Peu après, la même militante du « tout anglais », ministre de l’Enseignement supérieur, regrettait que les professeurs étrangers qui enseignaient en France ne puissent dispenser leurs cours en anglais – ou ce que devient l’anglais, c’est-à-dire l’anglo-américain. De même pour les enseignements techniques ; ce qui voulait dire en somme que les étudiants aussi devaient passer un examen d’anglais avant d’entrer à l’Université – assurant à cette langue un statut exorbitant à l’Université, puis, par-là, à nombre de domaines professionnels. Si nous multiplions ce genre de mesures, la France deviendrait bilingue en deux ou trois décennies, le français étant peu à peu réservé aux usages privés. Et ce n’est pas simple, ensuite, d’éviter que s’efface la langue qu’on dira alors « ancienne » : demandez aux Québécois ce qu’il en coûte en fait de vexations et d’efforts…
Valérie Pécresse vient de manquer de peu d’être primée par la carpette anglaise – un fameux jury dont vous êtes membre.
L’anecdote est presque drôle : il existe en effet un prix, dénommé « La carpette anglaise » (hélas, pas aussi fameux que vous le dites gentiment) distinguant chaque année une personnalité qui a d’une façon ou d’une autre, favorisé l’anglais comme langue d’usage en France ; ce prix est remis par un jury de douze personnes, représentants d’associations, linguistes et personnalités diverses comme Natacha Polony, Eugénie Bastié, Benoît Duteurtre et Philippe de Saint Robert, son président. Cette année, nous avons failli remettre ce prix à la dame Pécresse en tant que Présidente du conseil d’Île de France, qui lance « l’easy pass », ignorant au passage la Loi Toubon ; certes, celle-ci est souvent bafouée, quelquefois même par l’État – mais pas la RATP. On pourrait tout de même se montrer imaginatif en français, non ? Sinon, notre langue va tout simplement se ringardiser, s’étioler et disparaître.
Notre secrétaire général, Marc Favre d’Echallens, rappela in extremis que ladite Pécresse avait déjà reçu le prix douze ans plus tôt pour « avoir déclaré que le français était une langue en déclin et qu’il fallait briser le tabou de l’anglais dans les institutions européennes ». Or, il était difficile de remettre deux fois la capette à une même personne : elle l’a déjà, et c’est « à vie ». Quatre voix ne s’en portèrent pas moins sur elle ! Il y avait cependant un concurrent solide, son ancien ami (de parti) Gérald Darmanin, qui décida voici quelques mois de rendre toute nouvelle carte d’identité bilingue ; car, l’a-t-on remarqué, le français est désormais à égalité avec l’anglais sur nos cartes nationales d’identité – ce qui est tout dire de ladite identité. M. (ou Mr.) Darmanin l’a finalement emporté par sept voix, contre quatre pour une seconde carpette à notre abonnée.

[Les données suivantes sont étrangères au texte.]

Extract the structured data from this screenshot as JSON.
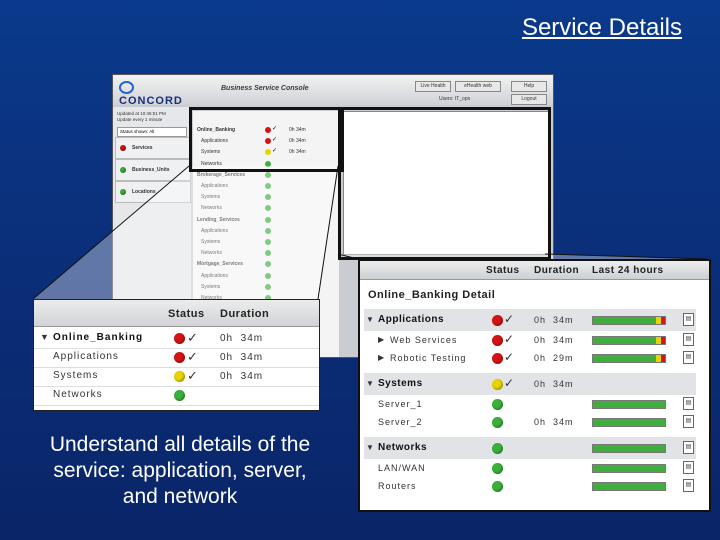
{
  "slide": {
    "title": "Service Details",
    "caption": "Understand all details of the service: application, server, and network"
  },
  "console": {
    "logo_text": "CONCORD",
    "app_title": "Business Service Console",
    "top_buttons": [
      "Live Health",
      "eHealth web",
      "Help"
    ],
    "user_label": "Users: IT_ops",
    "logout_label": "Logout",
    "side_info": [
      "Updated at 10:46:51 PM",
      "Update every 1 minute"
    ],
    "status_select": "Status shown: All",
    "side_items": [
      {
        "label": "Services",
        "status": "red"
      },
      {
        "label": "Business_Units",
        "status": "green"
      },
      {
        "label": "Locations",
        "status": "green"
      }
    ],
    "tree": [
      {
        "label": "Online_Banking",
        "head": true,
        "status": "red",
        "check": true,
        "duration": "0h 34m"
      },
      {
        "label": "Applications",
        "status": "red",
        "check": true,
        "duration": "0h 34m"
      },
      {
        "label": "Systems",
        "status": "yellow",
        "check": true,
        "duration": "0h 34m"
      },
      {
        "label": "Networks",
        "status": "green",
        "check": false,
        "duration": ""
      },
      {
        "label": "Brokerage_Services",
        "head": true,
        "status": "green",
        "check": false,
        "duration": ""
      },
      {
        "label": "Applications",
        "status": "green",
        "check": false,
        "duration": ""
      },
      {
        "label": "Systems",
        "status": "green",
        "check": false,
        "duration": ""
      },
      {
        "label": "Networks",
        "status": "green",
        "check": false,
        "duration": ""
      },
      {
        "label": "Lending_Services",
        "head": true,
        "status": "green",
        "check": false,
        "duration": ""
      },
      {
        "label": "Applications",
        "status": "green",
        "check": false,
        "duration": ""
      },
      {
        "label": "Systems",
        "status": "green",
        "check": false,
        "duration": ""
      },
      {
        "label": "Networks",
        "status": "green",
        "check": false,
        "duration": ""
      },
      {
        "label": "Mortgage_Services",
        "head": true,
        "status": "green",
        "check": false,
        "duration": ""
      },
      {
        "label": "Applications",
        "status": "green",
        "check": false,
        "duration": ""
      },
      {
        "label": "Systems",
        "status": "green",
        "check": false,
        "duration": ""
      },
      {
        "label": "Networks",
        "status": "green",
        "check": false,
        "duration": ""
      }
    ]
  },
  "left_zoom": {
    "col_status": "Status",
    "col_duration": "Duration",
    "rows": [
      {
        "label": "Online_Banking",
        "head": true,
        "status": "red",
        "check": true,
        "duration": "0h  34m"
      },
      {
        "label": "Applications",
        "status": "red",
        "check": true,
        "duration": "0h  34m"
      },
      {
        "label": "Systems",
        "status": "yellow",
        "check": true,
        "duration": "0h  34m"
      },
      {
        "label": "Networks",
        "status": "green",
        "check": false,
        "duration": ""
      }
    ]
  },
  "right_zoom": {
    "col_status": "Status",
    "col_duration": "Duration",
    "col_last24": "Last 24 hours",
    "detail_title": "Online_Banking Detail",
    "sections": [
      {
        "label": "Applications",
        "status": "red",
        "check": true,
        "duration": "0h  34m",
        "bar": "error",
        "items": [
          {
            "label": "Web Services",
            "expand": true,
            "status": "red",
            "check": true,
            "duration": "0h  34m",
            "bar": "error"
          },
          {
            "label": "Robotic Testing",
            "expand": true,
            "status": "red",
            "check": true,
            "duration": "0h  29m",
            "bar": "error"
          }
        ]
      },
      {
        "label": "Systems",
        "status": "yellow",
        "check": true,
        "duration": "0h  34m",
        "bar": "none",
        "items": [
          {
            "label": "Server_1",
            "status": "green",
            "check": false,
            "duration": "",
            "bar": "ok"
          },
          {
            "label": "Server_2",
            "status": "green",
            "check": false,
            "duration": "0h  34m",
            "bar": "ok"
          }
        ]
      },
      {
        "label": "Networks",
        "status": "green",
        "check": false,
        "duration": "",
        "bar": "ok",
        "items": [
          {
            "label": "LAN/WAN",
            "status": "green",
            "check": false,
            "duration": "",
            "bar": "ok"
          },
          {
            "label": "Routers",
            "status": "green",
            "check": false,
            "duration": "",
            "bar": "ok"
          }
        ]
      }
    ]
  },
  "colors": {
    "background": "#0b2f7a",
    "red": "#d41414",
    "yellow": "#e8d400",
    "green": "#3bb03b"
  },
  "icons": {
    "expand": "triangle-down-icon",
    "sub_expand": "triangle-right-icon",
    "check": "checkmark-icon",
    "report": "report-icon"
  }
}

On a envie de conclure que Valérie Pécresse fait partie de ces gens qui ont une culture bilingue… Plutôt étrange pour quelqu’un qui aspire à présider une République dont le préambule de la Constitution précise que la langue est le français.
Oui, une Constitution qui dispose d’autre part que le président de la République est son gardien ce qui ferait une double forfaiture… Tout simplement Miss Pécresse n’a pas grand goût pour la défense du français parce qu’elle n’a pas grand goût pour ce qui est français : son monde, comme tant d’autres, c’est l’international ; elle fait partie de cette petite élite (ou oligarchie) qui ne voit pas ce que pourrait être la culture française. Toute sa formation est d’ailleurs, comme on dit avec gourmandise « orientée à l’international », univers réputé américanophone. Pour tant de gens modernes, la culture française ne signifie rien de spécial, sinon un embarras.
Certes, on pourrait dire que parler est une compétence attendue chez un chef d’État. Je suis conscient de l’atout que représente une bonne maîtrise de l’anglo-américain pour quiconque exerce une activité internationale. Mais à condition de ne pas en abuser, et de ne pas tout miser sur l’anglais : j’ai souvent vérifié que celui qui parle espagnol avec des hispanophones, allemand avec des germanophones, arabe avec des arabophones etc. a une nette avance sur celui qui ne parle qu’anglo-américain. Ayant exercé des responsabilités au cabinet du secrétaire général de l’ONU à New-York, je peux témoigner que, si la maitrise de l’anglo-américain est certes précieux, il est dangereux d’y recourir en toutes circonstances : bien souvent, le plus efficace est de recourir à la traduction ou l’interprétation simultanée – qu’elle soit humaine ou numérique, les derniers progrès en ce domaine permettant de remettre les langues principales à égalité. Rien ne vaut, pour le savoir, que de participer, comme je l’ai fait cent fois à Bruxelles, Strasbourg ou New-York, à une réunion en tout anglais dans laquelle un Japonais répond à un Texan qui répond à un Congolais, qui répond à un Polonais etc. Je garantis que le niveau de compréhension des participants est assez faible.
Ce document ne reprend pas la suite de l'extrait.